Climate has always mattered in agriculture. Farmers watch the weather, we all know that. But are they paying enough attention to the bigger changes?
In a 2007 study of Ontario farmers, 62 per cent of respondents viewed climate change as a long-term warming trend, and 21 per cent were entirely skeptical about its existence.
A U.S. Department of Agriculture report released in February 2013 — Climate Change and Agriculture in the United States: Effects and Adaptation — refers to this perception problem: “Social adaptation barriers represent a significant challenge to climate change adaptation in U.S. agriculture.” In other words, people are having a hard time accepting that climate change is real.
It would, however, be surprising if more recent data did not show Canadian farmers coming to understand the problem of climate change: 2009 and 2011 were major flood years in the Prairies, while 2012 saw widespread drought in many of Canada’s growing areas.
It’s worth noting that climate change will not affect all of Canada equally: it is likely to hit hardest where it hurts the most. The Canadian Prairies — home to more than 80 per cent of Canada’s agricultural land — already has experienced warming at a faster rate than the global average. The area of the Canadian plains at risk of desertification is estimated to have increased by about 50 per cent between recent conditions (1961-90) and those projected for the 2050s.
So whose head is stuck in the ever-deepening sand?
Perhaps it’s the government’s. Agriculture and Agri-Food Canada’s Medium Term Outlook for Canadian Agriculture, 2011-2021, projects a picture of continuity, with prices of grains, oilseeds and special crops remaining well above historic levels (though below recent peaks).
The catch is that the report “… assumes no impact from climate change and from policy to mitigate climate change nor significant animal disease outbreaks or unusual climatic conditions over the period of the outlook.”
Climate change is likely to hit hardest where it hurts the most. The Canadian Prairies — home to more than 80 per cent of Canada’s agricultural land — already has experienced warming at a faster rate than the global average.
Why the complacency? A host of studies from the early 2000s served to reinforce the belief that there was not too much to worry about in Canadian agriculture. Although the studies considered a wide range of outcomes, the take-home message was that climate change could be positive for Canadian agriculture. Longer growing seasons, increases in arable land and a possible shift to higher-value crops would work in Canada’s favour, enabling us to capture greater market share and, in general, to prosper.
More recently, though, that optimism has been dampened by studies showing that crops are often more sensitive to temperature extremes than to averages. So the effect of temperature on many crops has been found to involve thresholds, above which yields rapidly decline. We have also experienced more extreme climatic events and there appears to be a dawning realization that man-made climate change implies more than just a steady warming trend: it implies intense variability, specifically in precipitation. The impact on crops and agricultural production is consistently negative. Expanded agricultural area is of no benefit if the land is regularly flooded or parched.
Here is what we know we will see more of in the future: moisture stress, droughts, disease outbreaks, weed growth and soil erosion as well as higher average temperatures. A recent report issued by PricewaterhouseCoopers pours cold water on any hope that warming can be limited to 2 degrees C, a widely shared aspiration: “Even doubling our current rate of decarbonisation would still lead to emissions consistent with 6 degrees (C) of warming by the end of the century”.

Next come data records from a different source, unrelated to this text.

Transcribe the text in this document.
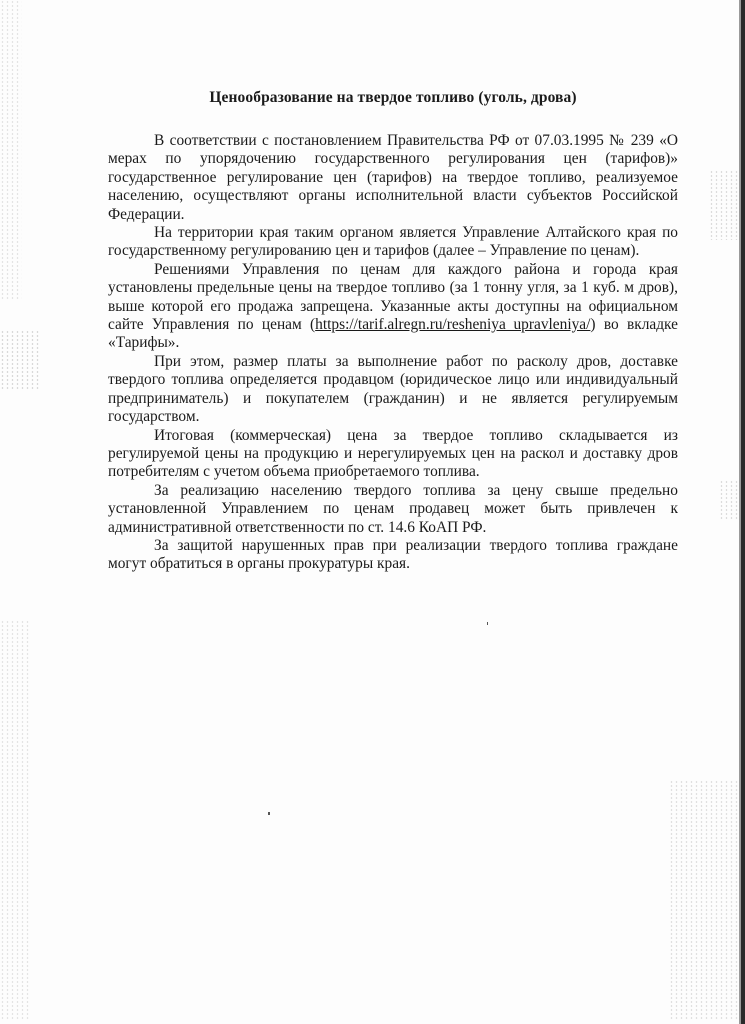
Ценообразование на твердое топливо (уголь, дрова)

В соответствии с постановлением Правительства РФ от 07.03.1995 № 239 «О мерах по упорядочению государственного регулирования цен (тарифов)» государственное регулирование цен (тарифов) на твердое топливо, реализуемое населению, осуществляют органы исполнительной власти субъектов Российской Федерации.

На территории края таким органом является Управление Алтайского края по государственному регулированию цен и тарифов (далее – Управление по ценам).

Решениями Управления по ценам для каждого района и города края установлены предельные цены на твердое топливо (за 1 тонну угля, за 1 куб. м дров), выше которой его продажа запрещена. Указанные акты доступны на официальном сайте Управления по ценам (https://tarif.alregn.ru/resheniya_upravleniya/) во вкладке «Тарифы».

При этом, размер платы за выполнение работ по расколу дров, доставке твердого топлива определяется продавцом (юридическое лицо или индивидуальный предприниматель) и покупателем (гражданин) и не является регулируемым государством.

Итоговая (коммерческая) цена за твердое топливо складывается из регулируемой цены на продукцию и нерегулируемых цен на раскол и доставку дров потребителям с учетом объема приобретаемого топлива.

За реализацию населению твердого топлива за цену свыше предельно установленной Управлением по ценам продавец может быть привлечен к административной ответственности по ст. 14.6 КоАП РФ.

За защитой нарушенных прав при реализации твердого топлива граждане могут обратиться в органы прокуратуры края.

With changes of this magnitude in store, this is no time for complacency. Agriculture and Agri-Food Canada’s 2012 overview of Canadian agriculture paints a picture of a dynamic agriculture and agri-food system directly providing one in eight jobs and accounting for 8.1 per cent of total GDP. But is it prepared for what comes next? Does it have the adaptive capacity required not only to survive the climate future, but to take advantage of any benefits it may offer — even if they’re short-lived?

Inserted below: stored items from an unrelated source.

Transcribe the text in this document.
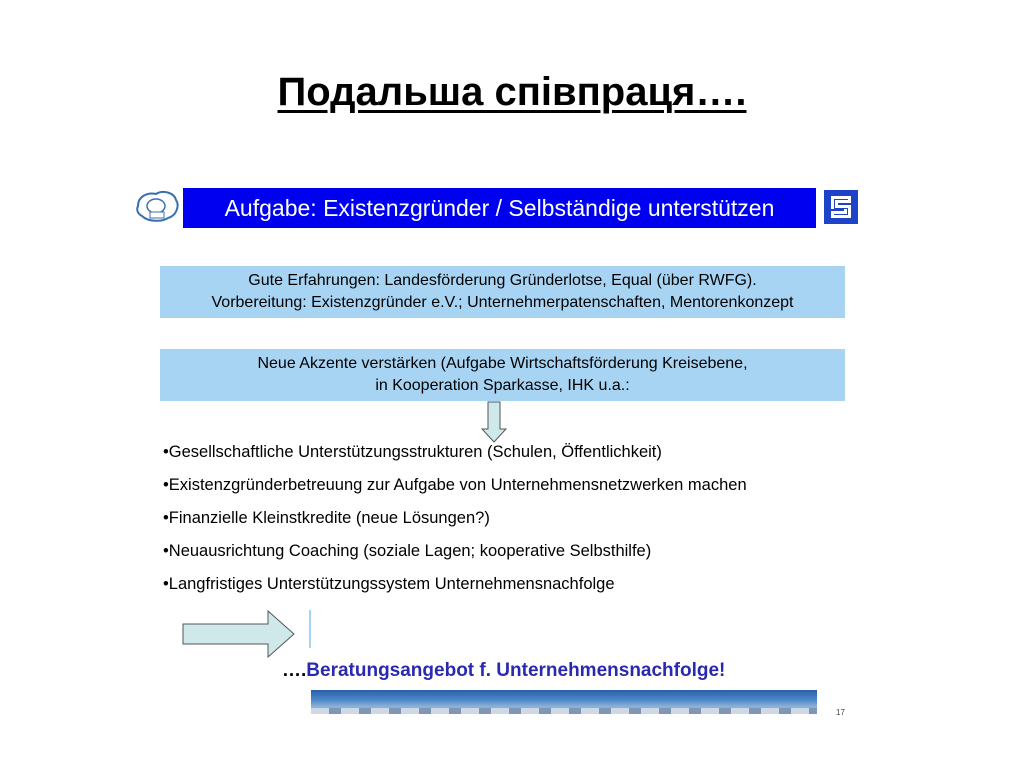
Подальша співпраця….
Aufgabe: Existenzgründer / Selbständige unterstützen
Gute Erfahrungen: Landesförderung Gründerlotse, Equal (über RWFG).
Vorbereitung: Existenzgründer e.V.; Unternehmerpatenschaften, Mentorenkonzept
Neue Akzente verstärken (Aufgabe Wirtschaftsförderung Kreisebene,
in Kooperation Sparkasse, IHK u.a.:
•Gesellschaftliche Unterstützungsstrukturen (Schulen, Öffentlichkeit)
•Existenzgründerbetreuung zur Aufgabe von Unternehmensnetzwerken machen
•Finanzielle Kleinstkredite (neue Lösungen?)
•Neuausrichtung Coaching (soziale Lagen; kooperative Selbsthilfe)
•Langfristiges Unterstützungssystem Unternehmensnachfolge
….Beratungsangebot f. Unternehmensnachfolge!
17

Federal and provincial governments are spending $8 billion annually on agriculture, but just $156 million goes into research programs — less than 2 per cent of the total spent. With so much uncertainty ahead, is this enough? Will it enable us to be ready with a flexible toolkit of responses when things change? It would be a different situation if the private sector were stepping up its own research spending, but Canada lags other countries in terms of the proportion of private money going into agricultural research.
There is much to applaud in the agri-sector. We’re seeing greater diversification and a change in farming practices to become less environmentally damaging. The 2011 Census of Agriculture showed that, for the first time, over 50 per cent of the total area prepared for seeding across the country employed the less ecologically-disruptive no-till methods.

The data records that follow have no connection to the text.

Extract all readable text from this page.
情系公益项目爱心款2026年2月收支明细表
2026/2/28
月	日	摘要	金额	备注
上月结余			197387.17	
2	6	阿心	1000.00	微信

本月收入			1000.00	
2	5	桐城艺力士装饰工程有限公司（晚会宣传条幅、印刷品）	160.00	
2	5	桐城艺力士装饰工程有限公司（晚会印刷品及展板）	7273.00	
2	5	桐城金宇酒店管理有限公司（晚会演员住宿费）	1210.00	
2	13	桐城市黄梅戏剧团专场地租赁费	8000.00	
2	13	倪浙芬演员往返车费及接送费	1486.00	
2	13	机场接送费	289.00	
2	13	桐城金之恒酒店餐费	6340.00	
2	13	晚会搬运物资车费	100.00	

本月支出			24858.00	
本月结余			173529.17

But we need to ask ourselves if there is more we can do, both to maximize the potential of the sector (how are all those Asian megacities going to feed themselves, after all?) and to help it prepare for a very uncertain future. If the USDA is right when it says that “… continuing changes in climate conditions … (are) likely to overwhelm the ability of the agricultural system to adapt using existing technologies”, there surely we have no more time to waste.